# Atomized

When I switched back to Linux, I bought a Dell XPS 13. It’s a very slick little machine, but hasn’t held up quite as well as I’d hoped. This is partly my fault, because it’s taken a couple spills, but several issues are due to the design of the system. It runs hot, the fans are noisy, the rubber feet came unglued, and after two years the battery only holds 55% of a charge. It still works, but the issues add up -- I don’t think I’ll be getting another one.

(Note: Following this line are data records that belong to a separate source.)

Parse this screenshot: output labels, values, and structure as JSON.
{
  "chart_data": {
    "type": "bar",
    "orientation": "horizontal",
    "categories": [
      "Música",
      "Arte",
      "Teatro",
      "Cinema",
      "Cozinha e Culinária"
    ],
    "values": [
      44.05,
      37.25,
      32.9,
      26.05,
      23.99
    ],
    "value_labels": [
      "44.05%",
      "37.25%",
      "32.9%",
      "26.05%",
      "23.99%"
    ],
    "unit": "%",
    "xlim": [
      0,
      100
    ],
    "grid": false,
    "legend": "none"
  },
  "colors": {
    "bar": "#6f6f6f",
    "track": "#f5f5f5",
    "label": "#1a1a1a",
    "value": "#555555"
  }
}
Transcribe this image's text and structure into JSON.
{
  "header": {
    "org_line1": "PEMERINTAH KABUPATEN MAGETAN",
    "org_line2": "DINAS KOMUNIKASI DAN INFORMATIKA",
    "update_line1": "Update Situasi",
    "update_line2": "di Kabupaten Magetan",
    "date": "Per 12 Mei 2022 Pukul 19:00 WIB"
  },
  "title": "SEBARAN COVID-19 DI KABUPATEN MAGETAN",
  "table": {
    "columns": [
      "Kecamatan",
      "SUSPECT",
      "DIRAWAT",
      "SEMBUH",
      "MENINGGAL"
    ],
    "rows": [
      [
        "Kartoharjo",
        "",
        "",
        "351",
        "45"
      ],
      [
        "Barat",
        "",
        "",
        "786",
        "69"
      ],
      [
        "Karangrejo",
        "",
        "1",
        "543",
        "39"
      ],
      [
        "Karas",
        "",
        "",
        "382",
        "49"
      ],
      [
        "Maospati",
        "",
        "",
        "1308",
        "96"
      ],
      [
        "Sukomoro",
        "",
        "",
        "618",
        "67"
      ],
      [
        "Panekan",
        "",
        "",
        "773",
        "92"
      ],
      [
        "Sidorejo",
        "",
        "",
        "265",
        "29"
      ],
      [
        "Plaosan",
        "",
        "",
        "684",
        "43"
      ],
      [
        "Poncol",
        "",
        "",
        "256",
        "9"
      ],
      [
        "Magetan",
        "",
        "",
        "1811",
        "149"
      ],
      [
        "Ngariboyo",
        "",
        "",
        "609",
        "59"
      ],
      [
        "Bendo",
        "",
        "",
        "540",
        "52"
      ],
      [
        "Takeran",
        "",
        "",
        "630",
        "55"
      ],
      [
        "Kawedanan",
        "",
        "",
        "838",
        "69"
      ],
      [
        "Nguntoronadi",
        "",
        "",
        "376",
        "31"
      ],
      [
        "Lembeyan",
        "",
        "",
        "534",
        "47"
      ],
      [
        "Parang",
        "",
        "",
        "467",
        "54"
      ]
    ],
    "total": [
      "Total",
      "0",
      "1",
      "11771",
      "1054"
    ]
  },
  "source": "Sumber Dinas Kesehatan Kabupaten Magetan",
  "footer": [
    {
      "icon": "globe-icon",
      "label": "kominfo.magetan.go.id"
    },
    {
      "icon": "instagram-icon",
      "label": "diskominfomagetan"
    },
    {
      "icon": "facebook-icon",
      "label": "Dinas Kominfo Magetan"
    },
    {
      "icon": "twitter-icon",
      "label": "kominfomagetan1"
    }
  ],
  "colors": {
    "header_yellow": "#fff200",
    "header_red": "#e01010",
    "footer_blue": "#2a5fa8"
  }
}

ThinkPads are the other line of laptops that are known for running Linux well, so I figured I’d see what was available there. I ended up ordering an X1 Carbon (6th gen) while it was on sale at the end of the year, but found that it wasn’t to my liking. The size and build quality are terrific, but it had a some deal-breaker issues. The soft touch finish feels nice, but collects skin oil so easily that it looks grubby all the time. The memory card reader only accepts microSD cards, is hidden behind a panel, and you have to close the lid to access it. It’s pretty much unusable, and they really shouldn’t have even bothered including it. The high-DPI display is a weird resolution that’s much too small at 1x scaling and much too large at 2x; and scaling to 1.5x is a big hassle in Linux. The speakers are also were terrible. I just don’t think a laptop with a $2,000 list price should have these kinds of issues. I’ve never returned a laptop in my life, but I returned this one. Lenovo gets some credit for the painless return process. I got 100% of my money back without having to speak to anyone. The ThinkPad 25 was another model I’d considered, a modern laptop with the classic ThinkPad style "7-row" keyboard. I was interested when it was first announced, but never bought one. They’ve been discontinued, but I found one on eBay for a decent price. It’s very nice. It might be too nice, because I’m afraid I’ll wear it out or drop it... Then what? Being a limited edition, parts are hard to come by. That nice classic style keyboard, for example: replacements were$300... when they were available... which they aren’t anymore. So if that breaks, I’m out of luck. Or if the keys wear smooth and I want to make it look new again, I just can’t.

But it is very nice.

Having heard that older ThinkPads are inexpensive and still run great, I went looking for one and ended up with an X230 from a local seller for $180. It’s the highest spec Core i7-3520M CPU, with 8gb RAM and a SSD -- and a matte screen, which I’d nearly forgotten how much I missed. Even though it’s nearly six years old, it still works great and is plenty powerful. Cosmetically, it was pretty beat up. Compared to the ThinkPad 25, it’s actually liberating. I don’t have to worry about putting the first scratch on it, since it’s already got several. The X230 is a great laptop, and I really like this machine; I’ve been using it daily. It’s a sweet spot in the ThinkPad lineup, with classic style and good performance. The X230 runs faster and cooler than its predecessor, and adds USB 3.0. The x240 which replaced it is inferior in several ways: It uses slower Ultrabook CPUs and removes the physical buttons from the TrackPoint. ThinkPads are amazingly repairable. The amount of documentation and support for ThinkPads is incredible. Every model has a detailed service manual that shows how to replace every major component. You can look up every part used in a particular model, or put in a specific laptop’s serial number to see exactly what was in it when built. Lenovo still sells parts for older laptops, and what it doesn’t stock is usually available from third parties. Most parts are extremely cheap, ranging around$10-$30. Most repair jobs only take a few minutes. I swapped up the LCD panel for a nice IPS one in less than five minutes. A replacement for the cracked LCD bezel cost$13 shipped to my door.

Because all that documentation is available, ThinkPads are extremely hackable notebooks. Many models can use the open-source coreboot firmware, which is a free software BIOS replacement. It lets you neuter the Intel Management Engine, removes hardware restrictions, and boots faster than the stock BIOS. With a hardware modification, you can replace the original LCD panel in an X220 or X230 with a 1080p one. You can even install a classic "7-row" keyboard on models after they switched to the Mac-style "island" keys.

All this is to say: I really like ThinkPads. They’re cheap, powerful, repairable, and hackable -- all things I really appreciate these days.